Search code examples
parsingcompiler-constructionbisonyacc

How can I make a yacc rule that recognizes a comment in C?


I'm trying to make a rule in yacc that recognizes comments. For this, I have defined one token for the comments of only 1 line an another one for the multi line ones; in the lex file:

comentario              [//]([^"])* [\n]
comentarioMulti         [/*]([^"])*[*/]

And also a rule for it in the yacc file :

comentario:                     COMENTARIO
                                COMENTARIMULTILINEA
                                ;

But it gives me this error:

 syntax error en la línea 26
 COMENTARIO MacBook-Air-de-administrador:Sintactico administrador$ 

I have also tried by putting the \n without the [] and some other options, but I get the same error every time.


Solution

  • When a regex doesn't work as expected, I recommend to test it piece by piece to see if they do what is expected.

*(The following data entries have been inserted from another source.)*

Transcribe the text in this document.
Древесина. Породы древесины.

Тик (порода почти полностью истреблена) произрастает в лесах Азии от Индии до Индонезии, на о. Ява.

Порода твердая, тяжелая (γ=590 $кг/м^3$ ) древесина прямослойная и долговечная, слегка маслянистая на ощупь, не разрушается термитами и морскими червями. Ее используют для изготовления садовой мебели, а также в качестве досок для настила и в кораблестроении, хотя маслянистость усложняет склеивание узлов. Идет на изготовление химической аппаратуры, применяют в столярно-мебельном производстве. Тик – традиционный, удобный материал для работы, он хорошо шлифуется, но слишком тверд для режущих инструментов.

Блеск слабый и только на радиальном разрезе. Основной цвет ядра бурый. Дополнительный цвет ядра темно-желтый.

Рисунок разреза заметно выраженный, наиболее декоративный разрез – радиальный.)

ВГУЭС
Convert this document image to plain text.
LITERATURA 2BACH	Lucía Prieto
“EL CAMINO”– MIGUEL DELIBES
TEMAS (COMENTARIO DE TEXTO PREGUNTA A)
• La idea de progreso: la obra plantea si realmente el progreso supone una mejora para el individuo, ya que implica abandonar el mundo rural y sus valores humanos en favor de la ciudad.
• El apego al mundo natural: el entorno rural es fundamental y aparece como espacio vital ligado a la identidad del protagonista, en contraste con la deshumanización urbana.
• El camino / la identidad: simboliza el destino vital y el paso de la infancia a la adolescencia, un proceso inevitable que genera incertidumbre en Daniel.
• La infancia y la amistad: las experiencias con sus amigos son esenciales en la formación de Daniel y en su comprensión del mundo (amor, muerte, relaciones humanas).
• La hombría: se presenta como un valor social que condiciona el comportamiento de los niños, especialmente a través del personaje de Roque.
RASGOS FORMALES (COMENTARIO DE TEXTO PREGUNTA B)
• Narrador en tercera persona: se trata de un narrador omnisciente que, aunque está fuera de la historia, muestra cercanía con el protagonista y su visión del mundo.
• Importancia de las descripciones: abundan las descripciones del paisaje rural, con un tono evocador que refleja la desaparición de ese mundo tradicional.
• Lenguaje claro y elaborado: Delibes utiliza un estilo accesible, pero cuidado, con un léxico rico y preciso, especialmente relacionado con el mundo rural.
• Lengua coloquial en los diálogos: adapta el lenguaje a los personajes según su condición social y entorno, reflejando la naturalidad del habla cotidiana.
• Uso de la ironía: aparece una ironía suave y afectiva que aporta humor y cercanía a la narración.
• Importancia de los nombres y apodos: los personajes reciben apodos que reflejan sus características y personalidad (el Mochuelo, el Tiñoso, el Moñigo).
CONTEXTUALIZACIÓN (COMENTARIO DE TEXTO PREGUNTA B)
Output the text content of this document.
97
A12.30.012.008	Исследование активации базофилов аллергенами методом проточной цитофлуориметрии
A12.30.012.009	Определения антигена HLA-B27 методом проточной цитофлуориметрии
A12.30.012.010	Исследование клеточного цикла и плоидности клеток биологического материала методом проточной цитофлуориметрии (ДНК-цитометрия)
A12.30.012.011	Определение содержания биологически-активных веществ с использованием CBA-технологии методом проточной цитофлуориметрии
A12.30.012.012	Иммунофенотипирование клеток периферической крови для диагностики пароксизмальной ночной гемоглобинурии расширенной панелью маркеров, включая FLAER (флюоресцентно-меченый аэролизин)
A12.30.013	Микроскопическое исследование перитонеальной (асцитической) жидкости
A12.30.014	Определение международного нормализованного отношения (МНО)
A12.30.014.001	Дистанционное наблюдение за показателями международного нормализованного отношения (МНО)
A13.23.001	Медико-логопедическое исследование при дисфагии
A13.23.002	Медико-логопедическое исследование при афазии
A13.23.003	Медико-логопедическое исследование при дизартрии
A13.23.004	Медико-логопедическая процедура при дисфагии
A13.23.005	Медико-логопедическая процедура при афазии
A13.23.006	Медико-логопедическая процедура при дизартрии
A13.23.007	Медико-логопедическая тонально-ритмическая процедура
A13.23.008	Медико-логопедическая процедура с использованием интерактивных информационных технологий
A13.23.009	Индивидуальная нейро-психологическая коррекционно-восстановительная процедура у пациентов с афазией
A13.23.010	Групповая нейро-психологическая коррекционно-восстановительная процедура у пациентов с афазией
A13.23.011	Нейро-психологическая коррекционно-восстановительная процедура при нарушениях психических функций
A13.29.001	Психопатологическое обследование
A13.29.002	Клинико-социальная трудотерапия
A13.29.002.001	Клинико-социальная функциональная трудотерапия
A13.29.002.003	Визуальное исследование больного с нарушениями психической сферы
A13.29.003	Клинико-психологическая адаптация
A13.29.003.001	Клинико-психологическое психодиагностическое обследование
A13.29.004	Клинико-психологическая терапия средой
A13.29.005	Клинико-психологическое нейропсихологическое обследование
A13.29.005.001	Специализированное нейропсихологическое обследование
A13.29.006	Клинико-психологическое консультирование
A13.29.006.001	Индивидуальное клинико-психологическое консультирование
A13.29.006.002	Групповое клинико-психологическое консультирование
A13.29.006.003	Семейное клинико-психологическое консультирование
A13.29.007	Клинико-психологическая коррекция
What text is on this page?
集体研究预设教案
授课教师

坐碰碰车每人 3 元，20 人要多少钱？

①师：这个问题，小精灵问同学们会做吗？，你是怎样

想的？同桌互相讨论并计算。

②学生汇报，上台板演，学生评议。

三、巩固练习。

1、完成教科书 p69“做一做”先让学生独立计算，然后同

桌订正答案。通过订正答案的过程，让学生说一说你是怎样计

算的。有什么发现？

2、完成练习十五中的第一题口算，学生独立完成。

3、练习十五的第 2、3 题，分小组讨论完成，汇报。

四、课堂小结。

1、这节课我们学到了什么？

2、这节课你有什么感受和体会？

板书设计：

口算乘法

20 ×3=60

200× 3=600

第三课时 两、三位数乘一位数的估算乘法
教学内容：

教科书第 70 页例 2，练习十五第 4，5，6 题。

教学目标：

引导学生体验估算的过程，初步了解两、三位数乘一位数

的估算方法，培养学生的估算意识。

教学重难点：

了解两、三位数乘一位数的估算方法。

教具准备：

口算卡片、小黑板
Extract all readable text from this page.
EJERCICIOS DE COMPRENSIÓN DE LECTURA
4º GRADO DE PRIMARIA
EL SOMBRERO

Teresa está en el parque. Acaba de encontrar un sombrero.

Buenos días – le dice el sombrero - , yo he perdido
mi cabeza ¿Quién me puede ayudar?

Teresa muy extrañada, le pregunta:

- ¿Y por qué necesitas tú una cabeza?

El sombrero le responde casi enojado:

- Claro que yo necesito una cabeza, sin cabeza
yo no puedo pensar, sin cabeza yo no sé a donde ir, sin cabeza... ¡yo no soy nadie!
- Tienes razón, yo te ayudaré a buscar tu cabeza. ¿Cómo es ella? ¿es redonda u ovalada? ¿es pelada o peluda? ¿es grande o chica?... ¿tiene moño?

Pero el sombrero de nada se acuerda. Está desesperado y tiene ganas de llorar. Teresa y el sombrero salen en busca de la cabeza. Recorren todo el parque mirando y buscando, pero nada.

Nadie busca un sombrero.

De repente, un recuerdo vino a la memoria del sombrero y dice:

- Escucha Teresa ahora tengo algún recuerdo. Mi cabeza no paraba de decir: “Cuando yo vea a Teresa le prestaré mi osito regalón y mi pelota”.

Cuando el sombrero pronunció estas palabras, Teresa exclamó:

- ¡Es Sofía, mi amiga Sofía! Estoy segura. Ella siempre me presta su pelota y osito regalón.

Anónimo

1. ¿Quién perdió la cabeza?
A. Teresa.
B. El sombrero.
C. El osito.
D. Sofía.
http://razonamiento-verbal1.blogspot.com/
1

For example, if you'd checked what [//] does, you would find out that it matches / instead of //. (There are also regex visualizers online that can help.)

    Let's go over problems with your code:

    • [ and ] aren't meant to escape special characters. They do that as a side effect but their main purpose is to create a character class. [/*] doesn't match /*. It matches either / or *. To escape characters use either quotation marks ("/*") or backslashes (\/\*). If you really want to use square brackets, you need to put each character into a separate pair ([/][*]).
    • Your first regex contains a space. Unescaped spaces are not allowed. (Unless you use the special group that allows and ignores them (?x: ... ).)
    • I don't understand why do you not allow quotation marks in your comments. ([^"] means "everything but "".) If you have your reason that's OK but it seems suspicious to me.
    • The regex for multi-line comment needs to be a lot more complicated if you don't want it to match things like /* this is a comment */ some code /* another comment */. You can check the links I've commented under the question, to see how to write it correctly.